The Dr. Jack Diamond Award
In memory of Jack Diamond, M.D. Ph.D.
The Dr. Jack Diamond Award has been created to honour the memory and contributions of Dr. Jack Diamond within his former role as Scientific Director of the Alzheimer Society Research Program and to commemorate his love for good scientific writing. The purpose of this special award is to recognize excellence in Alzheimer’s disease (AD) research carried out by trainees within the field. The award will be offered annually to meritorious authors of published, scientific articles in AD. Each year the Society will publicize the winners through existing channels, such as social media, the Society’s website and Reports on Research that are prepared for donors and the public.
The award will consist of $1,000 paid directly to the awardee. Award winners are encouraged to use the funds towards the presentation of their research at a scientific meeting. Awardees will also receive a special certificate. Up to two awards will be announced each year.
The following eligibility criteria will apply:
- Published articles are to be submitted by the authoring trainee.
- Articles would have had to have been accepted for publication during the time the applicant was enrolled as a doctoral student/postdoctoral fellow.
- Applicants must be doctoral students or post-doctoral fellows and must be the first author of the article.
- Articles must be based on research projects in which the trainee has been directly involved during his/her period of doctoral or post-doctoral training. The applicant’s role must be clearly explained in the application form.

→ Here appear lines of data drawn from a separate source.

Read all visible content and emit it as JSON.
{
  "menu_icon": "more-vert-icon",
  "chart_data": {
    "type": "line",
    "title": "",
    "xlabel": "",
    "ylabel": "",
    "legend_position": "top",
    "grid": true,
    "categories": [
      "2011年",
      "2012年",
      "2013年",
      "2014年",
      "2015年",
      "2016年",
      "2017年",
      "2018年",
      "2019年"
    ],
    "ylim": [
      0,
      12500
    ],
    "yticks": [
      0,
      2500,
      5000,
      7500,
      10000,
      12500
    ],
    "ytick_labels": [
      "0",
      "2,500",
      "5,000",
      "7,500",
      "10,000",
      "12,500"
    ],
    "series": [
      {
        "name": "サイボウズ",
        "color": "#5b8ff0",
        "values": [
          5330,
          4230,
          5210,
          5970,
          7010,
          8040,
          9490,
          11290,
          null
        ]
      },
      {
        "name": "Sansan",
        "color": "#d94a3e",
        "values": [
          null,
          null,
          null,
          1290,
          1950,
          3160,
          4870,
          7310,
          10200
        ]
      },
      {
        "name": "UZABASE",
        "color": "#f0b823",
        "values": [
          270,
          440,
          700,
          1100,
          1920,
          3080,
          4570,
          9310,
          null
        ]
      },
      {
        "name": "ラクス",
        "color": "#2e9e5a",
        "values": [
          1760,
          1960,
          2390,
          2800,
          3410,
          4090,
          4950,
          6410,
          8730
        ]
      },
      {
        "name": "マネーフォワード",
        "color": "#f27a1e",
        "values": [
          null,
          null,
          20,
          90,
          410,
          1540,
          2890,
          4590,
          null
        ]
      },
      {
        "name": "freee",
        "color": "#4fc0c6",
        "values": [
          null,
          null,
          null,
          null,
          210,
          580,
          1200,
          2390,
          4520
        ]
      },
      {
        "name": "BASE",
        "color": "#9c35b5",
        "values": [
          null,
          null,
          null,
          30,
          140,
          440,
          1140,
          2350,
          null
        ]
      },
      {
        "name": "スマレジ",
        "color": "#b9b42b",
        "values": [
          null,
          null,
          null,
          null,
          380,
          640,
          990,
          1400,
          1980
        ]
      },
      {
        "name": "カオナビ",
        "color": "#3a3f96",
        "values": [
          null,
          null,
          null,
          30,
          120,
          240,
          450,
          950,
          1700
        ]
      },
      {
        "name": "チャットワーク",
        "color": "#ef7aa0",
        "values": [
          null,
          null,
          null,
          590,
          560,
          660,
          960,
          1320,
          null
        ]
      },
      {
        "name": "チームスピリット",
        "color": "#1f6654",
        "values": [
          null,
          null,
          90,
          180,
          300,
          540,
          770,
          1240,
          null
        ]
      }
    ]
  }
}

- Trainees are required to hold a training award from the Alzheimer Society Research Program, during time the work was done.
- The research article must have been published in a peer-reviewed journal within six months of the submission (open access publications are highly encouraged).

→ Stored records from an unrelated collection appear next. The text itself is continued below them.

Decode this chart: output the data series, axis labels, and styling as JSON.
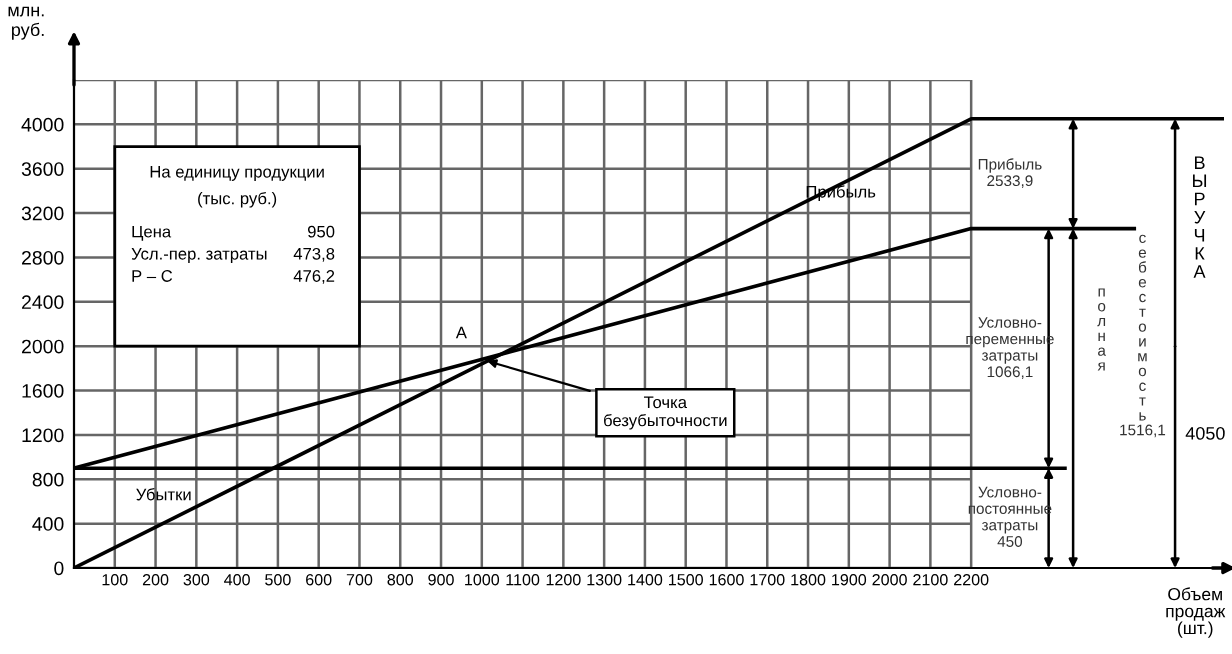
{
  "chart_data": {
    "type": "line",
    "xlabel": "Объем продаж (шт.)",
    "ylabel": "млн. руб.",
    "series": [
      {
        "color": "#000000",
        "x": [
          0,
          2200,
          2820
        ],
        "values": [
          0,
          4050,
          4050
        ]
      },
      {
        "color": "#000000",
        "x": [
          0,
          2200,
          2600
        ],
        "values": [
          900,
          3060,
          3060
        ]
      },
      {
        "color": "#000000",
        "x": [
          0,
          2430
        ],
        "values": [
          900,
          900
        ]
      }
    ],
    "xlim": [
      0,
      2820
    ],
    "ylim": [
      0,
      4400
    ],
    "xticks": [
      100,
      200,
      300,
      400,
      500,
      600,
      700,
      800,
      900,
      1000,
      1100,
      1200,
      1300,
      1400,
      1500,
      1600,
      1700,
      1800,
      1900,
      2000,
      2100,
      2200
    ],
    "yticks": [
      0,
      400,
      800,
      1200,
      1600,
      2000,
      2400,
      2800,
      3200,
      3600,
      4000,
      {
        "value": 4400,
        "label": null
      }
    ],
    "grid": true,
    "legend": false,
    "marker": "none",
    "line_style": "solid",
    "annotations": [
      "На единицу продукции",
      "(тыс. руб.)",
      "Цена",
      "950",
      "Усл.-пер. затраты",
      "473,8",
      "Р – С",
      "476,2",
      "A",
      {
        "text": "Точка безубыточности",
        "x": 1000,
        "y": 1880
      },
      "Прибыль",
      "Убытки",
      "Прибыль 2533,9",
      "Условно-переменные затраты 1066,1",
      "Условно-постоянные затраты 450",
      "полная",
      "себестоимость 1516,1",
      "ВЫРУЧКА",
      "4050"
    ]
  }
}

- Canadians and non-Canadians conducting research in Canada are eligible to apply.
- Canadian doctoral and postdoctoral fellows training in another country are eligible to apply.
- Only one submission from any applicant is permitted for any given article.

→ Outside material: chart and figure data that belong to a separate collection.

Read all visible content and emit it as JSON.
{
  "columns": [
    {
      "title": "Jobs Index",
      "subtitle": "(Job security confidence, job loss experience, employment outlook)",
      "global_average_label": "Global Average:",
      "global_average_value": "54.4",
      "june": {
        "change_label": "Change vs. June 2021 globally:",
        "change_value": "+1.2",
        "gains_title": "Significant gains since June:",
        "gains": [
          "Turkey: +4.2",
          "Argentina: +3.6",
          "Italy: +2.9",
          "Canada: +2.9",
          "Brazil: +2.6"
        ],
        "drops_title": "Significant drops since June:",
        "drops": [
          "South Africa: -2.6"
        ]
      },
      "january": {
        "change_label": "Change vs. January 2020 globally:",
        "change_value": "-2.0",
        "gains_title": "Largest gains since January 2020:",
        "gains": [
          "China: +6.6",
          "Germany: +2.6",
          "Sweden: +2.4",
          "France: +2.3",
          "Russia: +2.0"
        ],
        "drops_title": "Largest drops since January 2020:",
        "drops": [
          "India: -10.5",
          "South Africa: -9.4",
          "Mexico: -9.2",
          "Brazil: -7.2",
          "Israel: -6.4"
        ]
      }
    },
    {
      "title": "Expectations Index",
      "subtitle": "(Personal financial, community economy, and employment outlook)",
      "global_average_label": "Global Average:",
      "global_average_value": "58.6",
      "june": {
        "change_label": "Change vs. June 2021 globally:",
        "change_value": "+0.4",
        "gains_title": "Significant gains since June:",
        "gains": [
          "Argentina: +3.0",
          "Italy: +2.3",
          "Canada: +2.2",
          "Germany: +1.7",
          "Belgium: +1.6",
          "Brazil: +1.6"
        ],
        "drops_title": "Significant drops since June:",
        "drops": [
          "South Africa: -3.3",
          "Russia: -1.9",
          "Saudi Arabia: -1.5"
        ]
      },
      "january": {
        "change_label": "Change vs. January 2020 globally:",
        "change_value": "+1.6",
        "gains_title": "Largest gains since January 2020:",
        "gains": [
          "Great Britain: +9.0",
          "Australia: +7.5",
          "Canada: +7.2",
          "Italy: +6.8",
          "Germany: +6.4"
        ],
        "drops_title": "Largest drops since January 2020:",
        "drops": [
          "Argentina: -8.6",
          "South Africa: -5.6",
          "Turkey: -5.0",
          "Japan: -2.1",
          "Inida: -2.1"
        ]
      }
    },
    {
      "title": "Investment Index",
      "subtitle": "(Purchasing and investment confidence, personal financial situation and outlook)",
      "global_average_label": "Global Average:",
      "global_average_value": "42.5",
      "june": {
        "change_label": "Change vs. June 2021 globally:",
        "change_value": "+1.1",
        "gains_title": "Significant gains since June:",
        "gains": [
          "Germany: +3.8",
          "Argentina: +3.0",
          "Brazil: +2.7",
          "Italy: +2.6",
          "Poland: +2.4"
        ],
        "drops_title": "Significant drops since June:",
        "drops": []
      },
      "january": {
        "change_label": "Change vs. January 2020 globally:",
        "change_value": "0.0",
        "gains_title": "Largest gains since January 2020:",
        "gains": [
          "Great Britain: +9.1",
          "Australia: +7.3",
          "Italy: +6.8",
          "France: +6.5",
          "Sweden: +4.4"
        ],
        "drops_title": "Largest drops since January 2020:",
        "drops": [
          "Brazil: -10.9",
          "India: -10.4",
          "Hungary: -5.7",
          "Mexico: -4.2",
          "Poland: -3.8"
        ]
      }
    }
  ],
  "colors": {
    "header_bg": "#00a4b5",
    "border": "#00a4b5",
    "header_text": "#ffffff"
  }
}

Application and Review Process
Submissions will be accepted once a year with an annual deadline of December 31st. Applications will be reviewed by the Alzheimer Society of Canada’s Research Policy Committee. Applications are to be completed by trainees and submitted online. Review decisions will be made prior to March 31st of each year.
A prominent neuroscientist, Dr. Jack Diamond died at the Joseph Brant Hospital in Burlington on August 19, 2014 in his 86th year. Jack was an honorary member of the Canadian Association for Neuroscience, Scientific Director Emeritus of the Alzheimer Society of Canada and Professor Emeritus in the Department of Psychiatry and Behavioural Neurosciences at McMaster University. Jack was born in Manchester, (UK) and got his medical and science degrees from the University College London.
Jack built a lively department focusing on developmental neurobiology, at McMaster University and was an enthusiastic participant in the Centers of Excellence for Neurosciences in Canada.
His own research, which was imaginative and of the highest quality, was concerned with regeneration and disorders of peripheral nerve; later he also studied risk factors for the development of Alzheimer’s disease. Jack wanted to understand beneficial and detrimental roles of collateral sprouting, “a poetry of nerve growth”.
After reaching retirement age at McMaster, Jack served for several years as Associate Director for Scientific Affairs at the Montreal Neurological Institute and was a valuable contributor to the Society for Neuroscience, the Juvenile Diabetes Research Foundation International, the ALS Society of Canada and the Spinal Cord Society.
One of Jack’s best qualities was the ability to give stimulating and amusing lectures; as a raconteur, Jack could hold an audience spellbound. His sonorous voice resonated beyond the walls of the lecture rooms. He was also a man of great enthusiasms; he loved nature, hiking, running, playing piano and reading detective stories.
"His boundless enthusiasm and excitement for discovery has motivated and encouraged a small army of investigators, and in more recent years I gained an added appreciation for his flair for making science understandable and relevant to the public. He was one-of-a-kind, will be sadly missed, but long-remembered." -Mark Bisby, Consultant, former Vice-President of Research for the Canadian Institutes of Health Research (CIHR)
Jack Diamond will be missed by his family, friends, students and neuroscientists across Canada and worldwide.